Edgar HILSENRATH : Fuck America

Hilsenrath___Fuck_America

***

(par Alexandra)
Fuck America” est le titre que l’on a ajouté, probablement pour des raisons commerciales, à la nouvelle édition  de ce roman d’Edgar Hilsenrath, qui pour sa 1ère édition en 1980 ne s’intitulait que “Bronskys Geständnis», c.à.d. «L’aveu de Bronsky». La traduction française n’a finalement retenu que ce seul «Fuck America»… il est vrai que ce titre a de quoi séduire à notre époque.
Hilsenrath, quasiment inconnu en France, est une sorte de Bukowski allemand, d’origine juive. Pendant longtemps, il a eu beaucoup de mal à se faire éditer en Allemagne. Il a fallu qu’il devienne une célébrité aux Etats-Unis, catégorie ‘littérature de l’Holocaust’, pour que les Allemands acceptent enfin son style souvent brutal, vulgaire voire obscène, très noir, d’un grand cynisme

Dans »Fuck America», il reprend sous forme romancée ses propres expériences d’immigré. Jakob Bronsky, personnage principal et narrateur, est son double. Il croupit à New York sans un sou, au milieu d’autres immigrants juifs miteux, de clochards, de prostitués, n’hésitant pas, pour se nourrir, à exercer toutes sortes de petits boulots minables, de voler, d’escroquer… Parallèlement, Bronsky  écrit un livre qu’il intitule «Le branleur» et qui raconte à peu près la même chose que le roman «Fuck America» : la vie d’un juif qui a survécu à l’Holocaust et qui vient chercher en Amérique la Terre promise. Au lieu de celle-ci, il ne trouve qu’un cauchemar
La critique des Etats-Unis est acerbe, à commencer par la demande de visas envoyée par le père de Bronsky au Consul Général Américain en 1938, au lendemain de la nuit de cristal. Dans sa réponse (un an plus tard), Hilsenrath fait dire au Consul tout haut ce que beaucoup pensaient très bas : «Des bâtards juifs comme vous, nous en avons déjà suffisamment en Amérique. Ils encombrent nos universités et se ruent sur les plus hautes fonctions sans plus se gêner.»
Au chapitre 6, des immigrés juifs discutent de la politique américaine :

«Dans ce pays, un intellectuel n’a aucune chance de devenir président », […]
«Vous avez vu,  juste avant ces élections, ces affiches d’Eisenhower souriant de toutes ses dents ? Eisenhower est devenu président parce qu’il souriait mieux que cet intellectuel de Stevenson. C’est le plus beau sourire qui devient président dans ce pays. C’est comme ça.»

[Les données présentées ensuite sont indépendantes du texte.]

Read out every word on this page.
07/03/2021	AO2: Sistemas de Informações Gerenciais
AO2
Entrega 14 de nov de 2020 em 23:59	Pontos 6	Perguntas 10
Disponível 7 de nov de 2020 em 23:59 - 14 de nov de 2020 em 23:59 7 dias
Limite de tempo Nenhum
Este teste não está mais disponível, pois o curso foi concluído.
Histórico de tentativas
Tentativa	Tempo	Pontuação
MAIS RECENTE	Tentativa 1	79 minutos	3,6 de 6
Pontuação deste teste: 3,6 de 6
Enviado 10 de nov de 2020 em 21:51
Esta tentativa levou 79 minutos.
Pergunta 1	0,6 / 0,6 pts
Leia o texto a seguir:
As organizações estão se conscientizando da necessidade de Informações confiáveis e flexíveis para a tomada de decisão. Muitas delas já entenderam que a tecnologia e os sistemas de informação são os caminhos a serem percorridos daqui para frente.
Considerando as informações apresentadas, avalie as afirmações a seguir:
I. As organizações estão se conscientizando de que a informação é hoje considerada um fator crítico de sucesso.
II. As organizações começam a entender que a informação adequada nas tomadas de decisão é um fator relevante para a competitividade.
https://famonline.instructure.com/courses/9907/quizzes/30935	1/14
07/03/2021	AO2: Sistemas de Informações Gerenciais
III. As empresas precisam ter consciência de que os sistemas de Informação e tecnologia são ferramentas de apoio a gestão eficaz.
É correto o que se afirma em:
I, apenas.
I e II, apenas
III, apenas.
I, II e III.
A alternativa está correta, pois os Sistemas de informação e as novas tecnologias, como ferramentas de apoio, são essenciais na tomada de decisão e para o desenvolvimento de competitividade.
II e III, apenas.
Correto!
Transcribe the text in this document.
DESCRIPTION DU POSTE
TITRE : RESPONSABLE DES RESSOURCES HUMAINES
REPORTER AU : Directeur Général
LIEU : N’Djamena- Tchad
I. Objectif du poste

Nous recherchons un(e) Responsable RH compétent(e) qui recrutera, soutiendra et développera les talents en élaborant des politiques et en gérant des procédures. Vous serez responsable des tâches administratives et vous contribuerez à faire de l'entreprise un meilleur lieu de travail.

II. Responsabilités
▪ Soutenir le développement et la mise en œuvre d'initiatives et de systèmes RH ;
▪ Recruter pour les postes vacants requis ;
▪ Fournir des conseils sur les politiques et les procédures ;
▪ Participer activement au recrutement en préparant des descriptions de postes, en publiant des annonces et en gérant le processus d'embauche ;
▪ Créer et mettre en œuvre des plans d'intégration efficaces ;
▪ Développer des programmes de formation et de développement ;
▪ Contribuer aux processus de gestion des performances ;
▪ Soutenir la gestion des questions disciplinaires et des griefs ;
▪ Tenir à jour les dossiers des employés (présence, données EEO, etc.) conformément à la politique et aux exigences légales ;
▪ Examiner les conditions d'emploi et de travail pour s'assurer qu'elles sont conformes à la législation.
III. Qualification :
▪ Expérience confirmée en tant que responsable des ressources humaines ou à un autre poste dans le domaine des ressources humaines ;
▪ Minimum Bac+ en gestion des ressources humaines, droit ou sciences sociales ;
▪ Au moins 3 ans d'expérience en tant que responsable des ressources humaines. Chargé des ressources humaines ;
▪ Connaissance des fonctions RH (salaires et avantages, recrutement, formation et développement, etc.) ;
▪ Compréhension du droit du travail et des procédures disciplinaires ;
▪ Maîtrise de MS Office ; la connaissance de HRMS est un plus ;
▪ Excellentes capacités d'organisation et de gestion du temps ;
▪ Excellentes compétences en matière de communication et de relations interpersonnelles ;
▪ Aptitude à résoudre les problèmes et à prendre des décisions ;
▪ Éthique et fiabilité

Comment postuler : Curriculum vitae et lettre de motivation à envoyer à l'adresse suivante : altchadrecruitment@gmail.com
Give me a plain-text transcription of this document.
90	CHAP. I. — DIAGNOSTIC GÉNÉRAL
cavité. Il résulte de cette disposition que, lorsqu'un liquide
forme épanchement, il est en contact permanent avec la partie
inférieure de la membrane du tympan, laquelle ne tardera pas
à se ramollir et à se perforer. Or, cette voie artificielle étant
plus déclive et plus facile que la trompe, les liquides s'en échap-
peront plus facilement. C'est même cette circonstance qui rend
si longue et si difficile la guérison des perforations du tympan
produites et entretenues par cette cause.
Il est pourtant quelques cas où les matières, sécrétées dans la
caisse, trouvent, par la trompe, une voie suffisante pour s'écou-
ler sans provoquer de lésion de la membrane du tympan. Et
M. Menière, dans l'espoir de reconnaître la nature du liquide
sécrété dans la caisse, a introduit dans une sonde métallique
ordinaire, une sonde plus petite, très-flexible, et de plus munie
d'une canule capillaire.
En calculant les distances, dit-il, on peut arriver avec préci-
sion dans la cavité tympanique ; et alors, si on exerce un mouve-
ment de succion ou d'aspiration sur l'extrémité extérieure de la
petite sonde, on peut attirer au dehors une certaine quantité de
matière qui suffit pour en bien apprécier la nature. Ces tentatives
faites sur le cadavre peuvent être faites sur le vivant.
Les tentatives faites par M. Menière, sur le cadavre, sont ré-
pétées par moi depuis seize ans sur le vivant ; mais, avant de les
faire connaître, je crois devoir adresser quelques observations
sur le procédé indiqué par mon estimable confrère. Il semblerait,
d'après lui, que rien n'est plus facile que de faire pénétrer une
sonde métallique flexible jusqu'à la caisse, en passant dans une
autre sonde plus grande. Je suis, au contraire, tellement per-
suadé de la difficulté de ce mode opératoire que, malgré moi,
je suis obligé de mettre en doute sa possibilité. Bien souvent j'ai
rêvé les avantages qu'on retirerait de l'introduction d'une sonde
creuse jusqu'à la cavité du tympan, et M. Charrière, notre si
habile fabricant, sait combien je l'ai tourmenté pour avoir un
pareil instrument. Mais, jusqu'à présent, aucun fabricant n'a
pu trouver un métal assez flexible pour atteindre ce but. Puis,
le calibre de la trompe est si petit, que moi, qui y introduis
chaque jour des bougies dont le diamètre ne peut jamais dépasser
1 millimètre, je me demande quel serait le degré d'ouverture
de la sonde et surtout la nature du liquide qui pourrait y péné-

Au chapitre 9, Bronsky, aigri de ne pouvoir rencontrer des filles autres que des putes, il note dans son journal : «Si toi, Jakob Bronsky, tu devais rencontrer une telle fille, elle se posera les questions suivantes :  […] Que sait-il, Jakob Bronsky, de l’american way of life ?
Sait-il, Jakob Bronsky, que seule la réussite compte, et rien d’autre? Est-ce un mec qui écrase l’autre sans le moindre scrupule tout en croyant au bon Dieu ? Sait-il que notre monde est un monde paradisiaque ? Croit-il, Jakob Bronsky, à l’infaillibilité de notre système ? Connaît-il les idéaux de nos ancêtres, ceux arrivés avec le Mayflower, et que pense-t-il de la culture Coca-Cola ? Croit-il, Jakob Bronsky, au rêve américain? Va-t-il posséder un jour une voiture flambant neuve, des costumes de prix, une maison ou un appartement à lui dans les quartiers en vogue de l’East-side ? […] Claquera-t-il cent balles en une soirée juste pour me montrer qu’il en a les moyens ? M’invitera-t-il à Las Vegas ? Croit-il, Jakob Bronsky, à l’intérêt de devenir membre d’un country club et que fait-il pour y parvenir ? Va-t-il falloir que je subisse sa bite ? Est-ce que ça vaut le coup ? Car, au bout du compte, je voudrais me marier un jour, je voudrais aussi divorcer pour encaisser ma pension alimentaire… »
A partir du chapitre 21, le style du roman change du tout au tout. Bronsky passe du quotidien new-yorkais à l’histoire de la shoa, puis à celle de sa famille qui a survécu, pour finir par la sienne propre, celle de Jakob Bronsky qui a sombré dans la dépression avant d’en sortir par l’écriture. Sans sentimentalité aucune, de manière très neutre, des faits

A la fin du Livre, Bronsky donne une interview imaginaire (qui est peut-être une interview réelle de Hilsenrath ?) à la télévision allemande. Quand le journaliste lui demande s’il a quelque chose à dire au peuple allemand, il répond :
- «Aux vieux, je n’ai rien à dire. Ils savent
- «Et aux jeunes
- «Je voudrais dire aux jeunes : lisez mon livre
- «Votre livre sur le ghetto juif
- «Mon livre contre la violence et la barbarie
- «LE BRANLEUR
- «LE BRANLEUR

Certes, ce livre n’est pas drôle, le style n’est pas engageant, l’univers est répugnant, il n’y a pas de bons sentiments. Mais pour sa volonté de dénoncer le manque d'humanité partout où il se trouve, je pense qu’il vaut le coup d’être lu !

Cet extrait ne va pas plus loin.